Seriously: This lovely photo-essay features women in all their glorious forms. We have young women, old women, fat women, skinny women, healthy women, disabled women, et cetera et cetera et cetera.

And yes, the women are naked, very much so, but this is as far from smut as it’s possible to get. In fact, photographer/author Olson wrote this as an antidote to smut. She, like most women (me included!) has had it up to here with the distortion and commercialization of women’s bodies.

Let’s face it, none of us– none of us– look like the ladies in the magazines. What’s a girl to do? Well, we could spend our time beating ourselves up… or we could learn to love our bodies, no matter what they look like. Now this is hard to do: we are bombarded with messages telling us to change ourselves. Companies don’t make money off advertisements that tell us to pack on pounds, or to deepen our wrinkles, or to let our hair go gray.
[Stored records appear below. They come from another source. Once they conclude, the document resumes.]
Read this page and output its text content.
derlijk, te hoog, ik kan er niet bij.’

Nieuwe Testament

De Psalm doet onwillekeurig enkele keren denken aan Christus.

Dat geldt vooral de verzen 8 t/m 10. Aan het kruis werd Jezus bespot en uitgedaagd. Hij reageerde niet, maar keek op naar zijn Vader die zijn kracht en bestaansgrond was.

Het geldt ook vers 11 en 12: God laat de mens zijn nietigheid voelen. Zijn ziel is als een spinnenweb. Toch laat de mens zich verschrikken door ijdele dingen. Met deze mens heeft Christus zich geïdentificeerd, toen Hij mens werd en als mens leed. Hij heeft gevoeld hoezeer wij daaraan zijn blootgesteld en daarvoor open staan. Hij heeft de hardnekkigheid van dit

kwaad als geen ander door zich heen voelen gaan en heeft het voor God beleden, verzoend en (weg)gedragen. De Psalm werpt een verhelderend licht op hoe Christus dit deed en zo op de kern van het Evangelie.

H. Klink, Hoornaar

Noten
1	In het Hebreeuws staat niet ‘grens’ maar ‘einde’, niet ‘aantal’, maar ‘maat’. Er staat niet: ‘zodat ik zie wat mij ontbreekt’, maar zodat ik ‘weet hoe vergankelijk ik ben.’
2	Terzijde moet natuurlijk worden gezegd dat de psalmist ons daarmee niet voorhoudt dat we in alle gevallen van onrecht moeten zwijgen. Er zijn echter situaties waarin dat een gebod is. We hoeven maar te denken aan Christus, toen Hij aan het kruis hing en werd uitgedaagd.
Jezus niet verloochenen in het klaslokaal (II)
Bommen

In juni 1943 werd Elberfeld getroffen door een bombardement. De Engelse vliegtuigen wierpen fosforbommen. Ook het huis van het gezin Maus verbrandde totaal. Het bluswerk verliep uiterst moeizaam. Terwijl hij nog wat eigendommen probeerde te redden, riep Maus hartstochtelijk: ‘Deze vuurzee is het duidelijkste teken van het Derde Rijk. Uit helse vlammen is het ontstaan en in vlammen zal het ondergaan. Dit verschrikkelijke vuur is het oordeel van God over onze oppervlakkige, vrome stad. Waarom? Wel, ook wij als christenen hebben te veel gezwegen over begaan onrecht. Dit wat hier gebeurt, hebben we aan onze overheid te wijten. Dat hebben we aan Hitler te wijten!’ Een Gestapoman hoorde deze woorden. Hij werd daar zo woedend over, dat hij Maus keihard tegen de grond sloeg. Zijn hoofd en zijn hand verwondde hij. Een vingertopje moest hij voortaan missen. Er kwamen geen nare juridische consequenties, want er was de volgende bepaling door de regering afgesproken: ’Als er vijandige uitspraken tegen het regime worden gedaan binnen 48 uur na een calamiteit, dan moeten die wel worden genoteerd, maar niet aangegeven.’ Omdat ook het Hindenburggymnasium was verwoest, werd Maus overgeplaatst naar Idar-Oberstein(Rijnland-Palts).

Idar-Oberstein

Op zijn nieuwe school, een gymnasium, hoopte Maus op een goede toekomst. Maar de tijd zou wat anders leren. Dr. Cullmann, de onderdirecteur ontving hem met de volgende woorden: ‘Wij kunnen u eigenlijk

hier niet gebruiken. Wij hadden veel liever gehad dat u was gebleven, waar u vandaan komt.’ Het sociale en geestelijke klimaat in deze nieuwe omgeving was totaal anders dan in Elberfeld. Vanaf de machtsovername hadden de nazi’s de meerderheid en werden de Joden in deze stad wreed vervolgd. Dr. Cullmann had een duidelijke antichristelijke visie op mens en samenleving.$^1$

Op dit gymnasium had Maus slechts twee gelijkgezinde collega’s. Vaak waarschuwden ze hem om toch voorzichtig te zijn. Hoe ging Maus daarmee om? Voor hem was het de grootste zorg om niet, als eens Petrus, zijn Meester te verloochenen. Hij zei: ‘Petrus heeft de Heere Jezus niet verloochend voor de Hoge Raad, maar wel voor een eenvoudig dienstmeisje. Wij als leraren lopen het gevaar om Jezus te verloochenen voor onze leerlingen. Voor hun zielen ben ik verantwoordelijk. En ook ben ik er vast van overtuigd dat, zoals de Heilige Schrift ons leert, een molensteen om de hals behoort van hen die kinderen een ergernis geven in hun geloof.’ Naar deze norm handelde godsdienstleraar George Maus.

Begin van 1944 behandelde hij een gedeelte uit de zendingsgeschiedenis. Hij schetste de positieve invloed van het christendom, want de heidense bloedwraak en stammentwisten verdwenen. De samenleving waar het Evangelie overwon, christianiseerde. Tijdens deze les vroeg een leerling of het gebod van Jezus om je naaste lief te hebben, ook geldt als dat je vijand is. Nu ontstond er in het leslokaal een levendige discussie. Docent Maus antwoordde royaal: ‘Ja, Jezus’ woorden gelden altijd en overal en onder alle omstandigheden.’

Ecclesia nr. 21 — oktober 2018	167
Fortunately, This Is Who I Am shows that beauty comes in a variety of guises. Every single woman in the book is beautiful, though many of them fall outside of mainstream beauty norms. Alongside each photo is a mini-essay in which the woman reflects on her body and what it means to her. Together, the photos and the text offer a gorgeous, thought-provoking read. This is a lovely book, one that should be read not only by women and girls, but by the men who love them.